L’arrêt de la Cour de cassation du 6 avril 2016 revient sur l’usage de la signature électronique en ligne (1).
Assurance complémentaire dématérialisée
Une société d’assurance propose à ses clients de signer électroniquement les demandes d’adhésion à ses assurances complémentaires. Elle utilise la plateforme de signature Contraléo.
C’est à l’occasion d’une de ses actions en recouvrement de créance du prix d’une assurance complémentaire, qu’un de ses clients argue en défense qu’il n’avait signé aucun document de demande d’adhésion.
Vérification des exigences de la signature électronique
En effet, contester sa signature électronique constitue bel et bien le nouvel argument phare dans un contentieux de recouvrement.
Or dès lors qu’une contestation de signature est soulevée, les juges du fond doivent vérifier si la signature remplit les conditions exigées par les articles 1316-1 et 1316-4 du code civil relatives à l’écrit et la signature électroniques (2).

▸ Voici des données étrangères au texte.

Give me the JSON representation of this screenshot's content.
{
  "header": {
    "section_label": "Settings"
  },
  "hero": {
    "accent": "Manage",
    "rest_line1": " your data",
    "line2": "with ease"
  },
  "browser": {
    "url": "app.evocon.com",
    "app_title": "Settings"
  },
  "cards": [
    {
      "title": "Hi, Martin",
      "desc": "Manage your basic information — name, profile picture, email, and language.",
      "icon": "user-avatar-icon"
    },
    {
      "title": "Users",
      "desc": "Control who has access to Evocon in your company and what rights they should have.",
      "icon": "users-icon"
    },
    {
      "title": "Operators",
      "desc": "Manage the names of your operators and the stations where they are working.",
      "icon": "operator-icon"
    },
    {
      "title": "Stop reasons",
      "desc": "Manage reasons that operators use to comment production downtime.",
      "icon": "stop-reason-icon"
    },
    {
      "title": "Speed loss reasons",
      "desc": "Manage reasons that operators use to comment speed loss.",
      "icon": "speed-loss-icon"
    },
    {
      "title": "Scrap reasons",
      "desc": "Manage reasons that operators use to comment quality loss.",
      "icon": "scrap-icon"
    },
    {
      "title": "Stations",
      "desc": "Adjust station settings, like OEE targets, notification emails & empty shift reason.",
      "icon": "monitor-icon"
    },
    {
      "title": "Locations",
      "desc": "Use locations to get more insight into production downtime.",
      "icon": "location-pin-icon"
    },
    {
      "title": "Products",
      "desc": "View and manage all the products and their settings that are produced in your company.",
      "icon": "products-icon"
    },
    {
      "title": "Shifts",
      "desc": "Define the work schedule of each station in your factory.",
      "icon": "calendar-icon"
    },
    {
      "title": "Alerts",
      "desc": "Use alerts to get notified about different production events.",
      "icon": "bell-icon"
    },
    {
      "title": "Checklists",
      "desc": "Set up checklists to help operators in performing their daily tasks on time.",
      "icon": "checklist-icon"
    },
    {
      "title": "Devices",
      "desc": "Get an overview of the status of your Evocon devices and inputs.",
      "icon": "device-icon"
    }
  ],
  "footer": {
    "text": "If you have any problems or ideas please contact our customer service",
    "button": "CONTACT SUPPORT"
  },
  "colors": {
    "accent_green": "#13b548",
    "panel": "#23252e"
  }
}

Le juge de proximité (3) prend alors soin de constater que :
- ladite plateforme permet d’établir et de conserver la demande d’adhésion tout en garantissant son intégrité ;
- la plateforme permet « une identification et une authentification précise des signataires en date du 25 mai 2011 » ;
- le procédé de signature électronique utilisé est fiable en ce qu’il garantit le lien entre la signature électronique du client et l’acte d’adhésion concerné.
Signature électronique simple, sécurisée ou présumée fiable ?
Le débiteur non content, porte l’affaire devant la Cour de Cassation. Il soutient cette fois-ci que la demande d’adhésion aurait dû être revêtue d’une signature électronique sécurisée créée grâce à un dispositif sécurisé et mettant en œuvre un certificat électronique qualifié. En d’autres termes, selon lui, le niveau de signature aurait dû être « présumé fiable » au sens du décret du 30 mars 2001, ce que le juge du fond n’a pas recherché.
La Cour de cassation n’est pas de cet avis et confirme in fine que le contrat d’adhésion à une assurance complémentaire peut être signé en ligne par le client avec une signature électronique dite « simple » et de surcroît n’a pas à être signé d’une signature électronique de niveau ni sécurisé, ni présumé fiable.
Etude d’impact :
Le législateur avait récemment confirmé la tendance de la dématérialisation dans le Code des assurances en introduisant la lettre recommandée électronique entre assureurs pour résilier un contrat d’assurance (4).
Aujourd’hui, après quelques décisions des juridictions du fond, c’est la Cour de cassation qui confirme la tendance de faire rentrer tous les secteurs dans la transformation numérique en adoubant la signature électronique pour la conclusion même du contrat d’assurance.
L’impact juridique est grand puisqu’il permet à l’assureur de prouver techniquement non seulement l’accord sur la demande d’adhésion, mais surtout le consentement de son client aux éventuelles limitations et exclusions de garantie.
Tendance confirmée avec l’application directe en juillet 2016 du règlement eIDAS (5) qui standardise dans toute l’Europe les différents niveaux de signature électronique, en mettant un point d’honneur à la non-discrimination de l’électronique v/ l’analogique : « L’effet juridique et la recevabilité d’une signature électronique comme preuve en justice ne peuvent être refusés au seul motif que cette signature se présente sous la forme électronique ou qu’elle ne satisfait pas aux exigences de la signature qualifiée. » (6).
Quatre points essentiels
Cette problématique de signature électronique levée, restent maintenant quatre points essentiels à prendre en compte : l’identification certaine du client lorsqu’il est 100% à distance, la fourniture des informations précontractuelles et le respect de l’obligation de conseil, ainsi que la transmission et l’hébergement des données de santé des clients.
Ces points ne peuvent à ce jour être résolus, outre un niveau plus élevé de sécurité de la signature électronique, par un travail approfondi juridique et technique sur le parcours client, ainsi que par la réalisation de trois documents de gestion des preuves électroniques : convention de preuve, chemin de preuve et dossier de preuve.
Polyanna Bigle
Lexing Droit Sécurité des systèmes d’information
(1) Cass. 1ère civ. du 6-4-2016 n°15-10732.
(2) En application de l’article 287, al. 2, du Code de procédure civile.
(3) Juridiction de proximité de Montpellier, 11-2-2014 (décision attaquée).
(4) Voir le précédent article : « La lettre recommandée électronique en droit des assurances« , Polyanna Bigle.
(5) Règlement (UE) 910/2014 du Parlement européen et du conseil du 23 juillet 2014 sur l’identification électronique et les services de confiance pour les transactions électroniques au sein du marché intérieur et abrogeant la directive 1999/93/CE.
(6) Voir le précédent article sur le règlement eiDAS « La signature électronique : un renouveau dans l’Union Européenne« , Polyanna Bigle.